I’ve been reading risk adjustment papers this week. Some of them are technical reports while most of them are analysis of population health programs that show that there is significant selection occurring in voluntary programs because the business case incentives lean towards game playing instead of taking care of people. I want to do some writing to think through the issue. All numbers are completely made up. The graph below is for a hypothetical disease where costs vary between $50,000 and $250,000 with a uniform probability of any one individuals’ costs being anywhere in that range.
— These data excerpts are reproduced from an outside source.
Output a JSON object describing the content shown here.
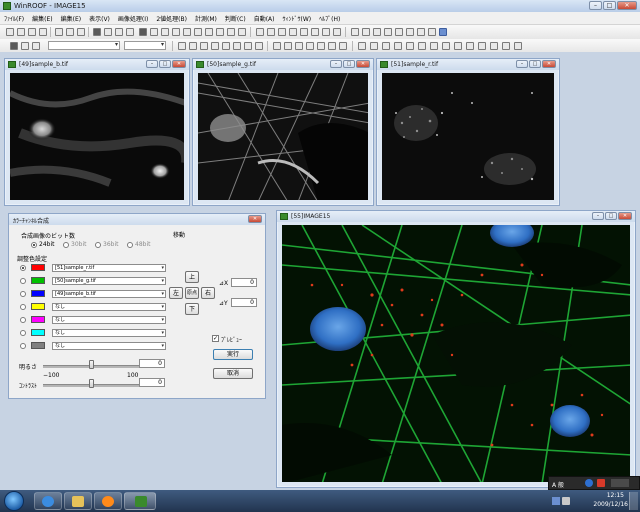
{
  "main_window": {
    "title": "WinROOF - IMAGE15"
  },
  "menu": [
    "ﾌｧｲﾙ(F)",
    "編集(E)",
    "編集(E)",
    "表示(V)",
    "画像処理(I)",
    "2値処理(B)",
    "計測(M)",
    "判断(C)",
    "自動(A)",
    "ｳｨﾝﾄﾞｳ(W)",
    "ﾍﾙﾌﾟ(H)"
  ],
  "windows": [
    {
      "title": "[49]sample_b.tif"
    },
    {
      "title": "[50]sample_g.tif"
    },
    {
      "title": "[51]sample_r.tif"
    },
    {
      "title": "[55]IMAGE15"
    }
  ],
  "dialog": {
    "title": "ｶﾗｰﾁｬﾝﾈﾙ合成",
    "bit_group_label": "合成画像のビット数",
    "bit_options": [
      "24bit",
      "30bit",
      "36bit",
      "48bit"
    ],
    "bit_selected": "24bit",
    "channel_group_label": "調整色設定",
    "channels": [
      {
        "color": "#ff0000",
        "source": "[51]sample_r.tif"
      },
      {
        "color": "#00c000",
        "source": "[50]sample_g.tif"
      },
      {
        "color": "#0000ff",
        "source": "[49]sample_b.tif"
      },
      {
        "color": "#ffff00",
        "source": "なし"
      },
      {
        "color": "#ff00ff",
        "source": "なし"
      },
      {
        "color": "#00ffff",
        "source": "なし"
      },
      {
        "color": "#808080",
        "source": "なし"
      }
    ],
    "move_label": "移動",
    "up_label": "上",
    "left_label": "左",
    "origin_label": "原点",
    "right_label": "右",
    "down_label": "下",
    "dx_label": "⊿X",
    "dx_value": "0",
    "dy_label": "⊿Y",
    "dy_value": "0",
    "preview_label": "ﾌﾟﾚﾋﾞｭｰ",
    "preview_checked": true,
    "execute_label": "実行",
    "cancel_label": "取消",
    "brightness_label": "明るさ",
    "brightness_value": "0",
    "brightness_min": "−100",
    "brightness_max": "100",
    "contrast_label": "ｺﾝﾄﾗｽﾄ",
    "contrast_value": "0"
  },
  "taskbar": {
    "time": "12:15",
    "date": "2009/12/16"
  },
  "ime": {
    "mode_label": "A 般"
  }
}
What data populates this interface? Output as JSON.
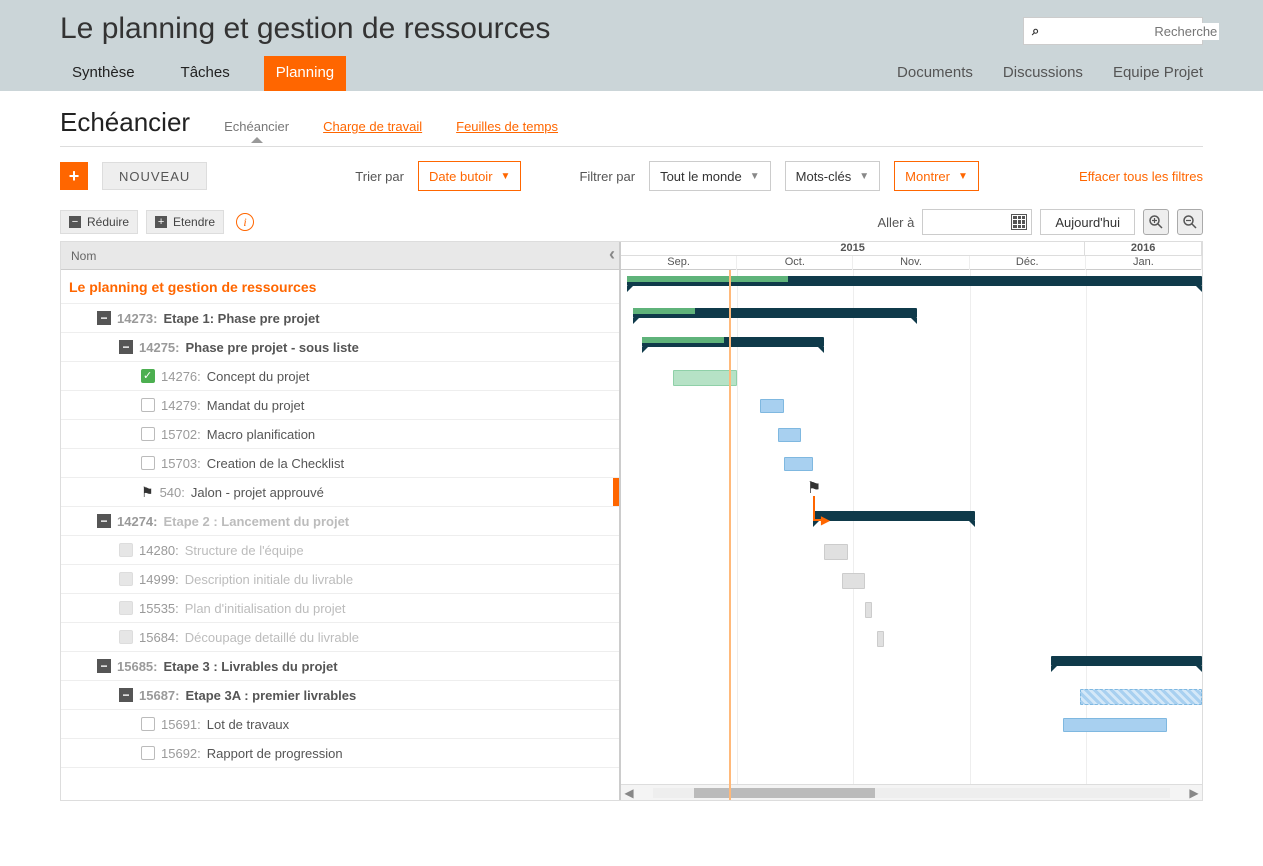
{
  "header": {
    "title": "Le planning et gestion de ressources",
    "search_placeholder": "Recherche",
    "tabs": [
      "Synthèse",
      "Tâches",
      "Planning"
    ],
    "active_tab": 2,
    "links": [
      "Documents",
      "Discussions",
      "Equipe Projet"
    ]
  },
  "sub": {
    "title": "Echéancier",
    "tabs": [
      {
        "label": "Echéancier",
        "active": true,
        "link": false
      },
      {
        "label": "Charge de travail",
        "active": false,
        "link": true
      },
      {
        "label": "Feuilles de temps",
        "active": false,
        "link": true
      }
    ],
    "new_button": "NOUVEAU",
    "sort_label": "Trier par",
    "sort_value": "Date butoir",
    "filter_label": "Filtrer par",
    "filter_value": "Tout le monde",
    "keywords": "Mots-clés",
    "show": "Montrer",
    "clear": "Effacer tous les filtres",
    "collapse": "Réduire",
    "expand": "Etendre",
    "goto": "Aller à",
    "today": "Aujourd'hui"
  },
  "tree": {
    "column": "Nom",
    "project": "Le planning et gestion de ressources",
    "rows": [
      {
        "l": 1,
        "type": "toggle",
        "id": "14273",
        "txt": "Etape 1: Phase pre projet",
        "bold": true
      },
      {
        "l": 2,
        "type": "toggle",
        "id": "14275",
        "txt": "Phase pre projet - sous liste",
        "bold": true
      },
      {
        "l": 3,
        "type": "done",
        "id": "14276",
        "txt": "Concept du projet"
      },
      {
        "l": 3,
        "type": "chk",
        "id": "14279",
        "txt": "Mandat du projet"
      },
      {
        "l": 3,
        "type": "chk",
        "id": "15702",
        "txt": "Macro planification"
      },
      {
        "l": 3,
        "type": "chk",
        "id": "15703",
        "txt": "Creation de la Checklist"
      },
      {
        "l": 3,
        "type": "flag",
        "id": "540",
        "txt": "Jalon - projet approuvé",
        "hl": true
      },
      {
        "l": 1,
        "type": "toggle",
        "id": "14274",
        "txt": "Etape 2 : Lancement du projet",
        "bold": true,
        "dim": true
      },
      {
        "l": 2,
        "type": "dim",
        "id": "14280",
        "txt": "Structure de l'équipe",
        "dim": true
      },
      {
        "l": 2,
        "type": "dim",
        "id": "14999",
        "txt": "Description initiale du livrable",
        "dim": true
      },
      {
        "l": 2,
        "type": "dim",
        "id": "15535",
        "txt": "Plan d'initialisation du projet",
        "dim": true
      },
      {
        "l": 2,
        "type": "dim",
        "id": "15684",
        "txt": "Découpage detaillé du livrable",
        "dim": true
      },
      {
        "l": 1,
        "type": "toggle",
        "id": "15685",
        "txt": "Etape 3 : Livrables du projet",
        "bold": true
      },
      {
        "l": 2,
        "type": "toggle",
        "id": "15687",
        "txt": "Etape 3A : premier livrables",
        "bold": true
      },
      {
        "l": 3,
        "type": "chk",
        "id": "15691",
        "txt": "Lot de travaux"
      },
      {
        "l": 3,
        "type": "chk",
        "id": "15692",
        "txt": "Rapport de progression"
      }
    ]
  },
  "timeline": {
    "years": [
      {
        "label": "2015",
        "span": 4
      },
      {
        "label": "2016",
        "span": 1
      }
    ],
    "months": [
      "Sep.",
      "Oct.",
      "Nov.",
      "Déc.",
      "Jan."
    ]
  },
  "chart_data": {
    "type": "gantt",
    "x_unit": "month",
    "x_range": [
      "2015-09",
      "2016-01"
    ],
    "today": "2015-09-28",
    "rows": [
      {
        "row": "project",
        "kind": "summary",
        "start": 0.05,
        "end": 5.0,
        "progress": 0.28
      },
      {
        "row": 0,
        "kind": "summary",
        "start": 0.1,
        "end": 2.55,
        "progress": 0.22
      },
      {
        "row": 1,
        "kind": "summary",
        "start": 0.18,
        "end": 1.75,
        "progress": 0.45
      },
      {
        "row": 2,
        "kind": "task",
        "cls": "green",
        "start": 0.45,
        "end": 1.0
      },
      {
        "row": 3,
        "kind": "task",
        "cls": "task",
        "start": 1.2,
        "end": 1.4
      },
      {
        "row": 4,
        "kind": "task",
        "cls": "task",
        "start": 1.35,
        "end": 1.55
      },
      {
        "row": 5,
        "kind": "task",
        "cls": "task",
        "start": 1.4,
        "end": 1.65
      },
      {
        "row": 6,
        "kind": "milestone",
        "at": 1.6
      },
      {
        "row": 7,
        "kind": "summary",
        "start": 1.65,
        "end": 3.05
      },
      {
        "row": 8,
        "kind": "task",
        "cls": "gray",
        "start": 1.75,
        "end": 1.95
      },
      {
        "row": 9,
        "kind": "task",
        "cls": "gray",
        "start": 1.9,
        "end": 2.1
      },
      {
        "row": 10,
        "kind": "task",
        "cls": "gray",
        "start": 2.1,
        "end": 2.16
      },
      {
        "row": 11,
        "kind": "task",
        "cls": "gray",
        "start": 2.2,
        "end": 2.26
      },
      {
        "row": 12,
        "kind": "summary",
        "start": 3.7,
        "end": 5.0
      },
      {
        "row": 13,
        "kind": "hatch",
        "start": 3.95,
        "end": 5.0
      },
      {
        "row": 14,
        "kind": "task",
        "cls": "task",
        "start": 3.8,
        "end": 4.7
      }
    ],
    "dependency": {
      "from_row": 6,
      "to_row": 7
    }
  }
}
All of these assumptions are pragmatically problematic, but they allow for simple toy thought models to be constructed.
Let us also assume that the potential risk bearers (individual doctors, physician groups, hospital systems, insurers etc) have some ability to fairly cheaply and reasonably accurately and fully legally guess whether or not the person that they could voluntarily treat will be in one of two categories: CHEAP or EXPENSIVE.
The screening protocol is not perfect as someone who is expected to be CHEAP could be wicked EXPENSIVE but it is pretty good.
So what happens?
The model is cream-skimmed to death.
The business case here is really straightforward — the only people who are treated in the model that pays ~$159,000 are people who are expected to be CHEAP. This leads to very profitable patient selection as the average payment is way above average actual costs within the model. People who are expected to be EXPENSIVE are only going to have a positive business case for treatment within the model when the preliminary screening program wrongly classifies them as CHEAP instead of their actual state of EXPENSIVE. These individuals will get their care either outside of the model or not get care at all.
Why does this matter?
We’re moving towards more population health bundles even in the context of significant individual level variation of health status and expected costs even after group risk stratification. If we’re not risk adjusting bundles to appropriately align payment with roughly expected average costs for an individual then we’re creating strong incentives for risk bearing clinical groups to figure out ways to identify CHEAP vs EXPENSIVE individuals and target only CHEAP individuals within the bundle payment mechanism.